Поскорей прошли мимо. По узкой протоптанной дорожке. В лес, в поле. Это дорога к могиле.
Говорят, по этой дороге Лев Николаевич ходил купаться. А то место, где положили его в землю, – было его любимым местом уединённой молитвы.
Здесь он жил. Жил один. Этой жизни в нём не знали ни родные, ни друзья, никто из людей. Никто, кроме Бога. Это была молитва. Самое сокровенное и самое великое, что было в его жизни [15]
Над могилой небольшой холм земли, зелёные ветки от венков, наполовину занёсенные снегом, – и шумят, шумят дубы, тесно обступившие вокруг могилы.
15
Ср. запись от 24 августа 1906: «Иногда молюсь в неурочное время самым простым образом, говорю: «Господи, помилуй», крещусь рукой, молюсь не мыслью, а одним чувством сознания своей зависимости от Бога. Советовать никому не стану, но для меня это хорошо. Сейчас так вздохнул молитвенно» (Толстой
Толстой молился здесь.
И тысячи людей будут теперь молиться на этом месте.
Странное, на первый взгляд, ощущение охватывает душу – точно один, невидимо встаёт, какой-то таинственный монастырь. Скит.
И шум леса, и тишина, и дорога в лес, и встречные люди – всё производит какое-то «монастырское» впечатление.
Когда мы с Б<еневск>им прошли дальше, вглубь леса, мне показалось даже, что я вижу высокую белую стену. Зубчатую стену монастыря. Казалось, что сквозь деревья виднеется дальний холм.
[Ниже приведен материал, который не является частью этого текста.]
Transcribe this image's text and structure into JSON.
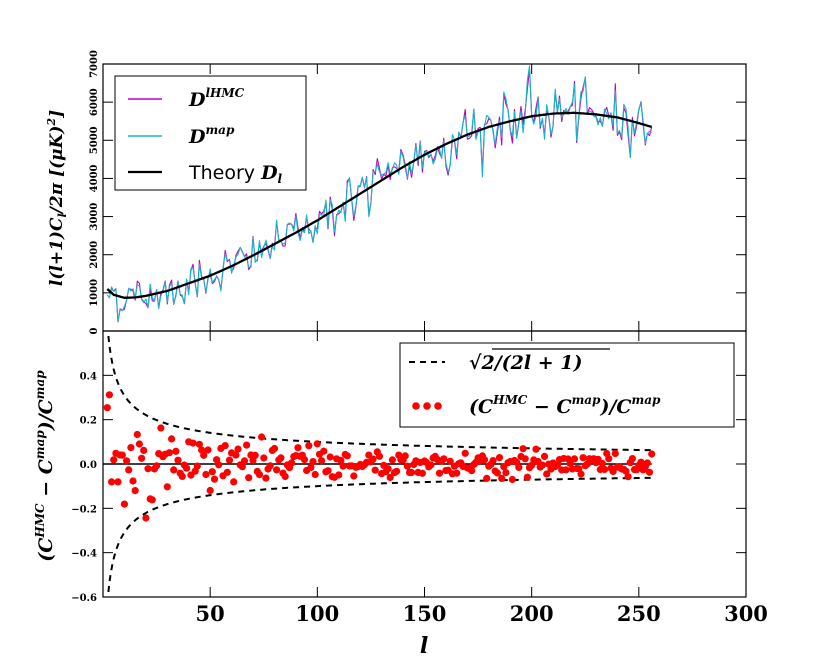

Но если бы здесь, действительно, оказалась монастырская стена, – не было бы ничего по существу «удивительного»:
Так это «подходило» бы.
Мне думается, в те далёкие времена, когда умирали великие отшельники и около их могил ещё не было шумных «монастырей», вот так же чувствовалось, что «монастырь незримый», «святой» подымается над могилой.
Особенным, «монастырским», зовущим каким-то шумом шумел лес, по-»монастырски» мягко и тихо падал снег, на всём печать тишины и радости.
И народ, чуткий к таким настроениям, понял уже это сродство великих христианских отшельников с «отлучённым от церкви» Львом Толстым: ямщик сказал И. А. дорогой:
– Скоро на святой могиле земли не останется – всю разберут.
«Святая могила», «святой колодец», «святой источник»… И надо всем этим невидимый святой монастырь…
«Монастырское» впечатление от толстовской могилы, неожиданное с первого взгляда, имеет своё, глубокое основание.
Тут дело не во внешних вещах, а в самой сущности. И действительно, Толстой и христианские отшельники не есть нечто противоположное, а напротив, совершенно однородное по духу.
Но Церковь не поняла этого. За «вещами» не увидела души.
Если отбросить всё то, что Толстой в Церкви не признавал. И ясно представить себе чем он жил, его душевное, внутреннее отношение к Богу, к миру, к жизни. Представить себе не его «учение», а его психологию, его переживания, то жизненное «ощущение», которое он носил в своей душе, – словом, уничтожить то, что разделяло его с христианством-отшельничеством, – самая духовная основа его «я» окажется ничем не отличающейся от признанных Церковью святых.
Восприятие жизни как преходящего сна, постоянное напряжённое углубление в свою душу, дабы познать, что совершается в ней по воле Божьей и что по воле человеческой. Самоотречение, отдавание своей жизни – Его воле, и это постоянное тяготение индивидуальной, религиозной души к тихой, радостной жизни в Боге, среди природы, в лесу, куда не долетает ни шум, ни треск пустой мирской жизни… Всё это делает его братом великих пустынников.
Толстой своим путём, но пришёл к тому же, к чему приходили «старцы» «церковные», путём «выработанных» аскетических подвигов.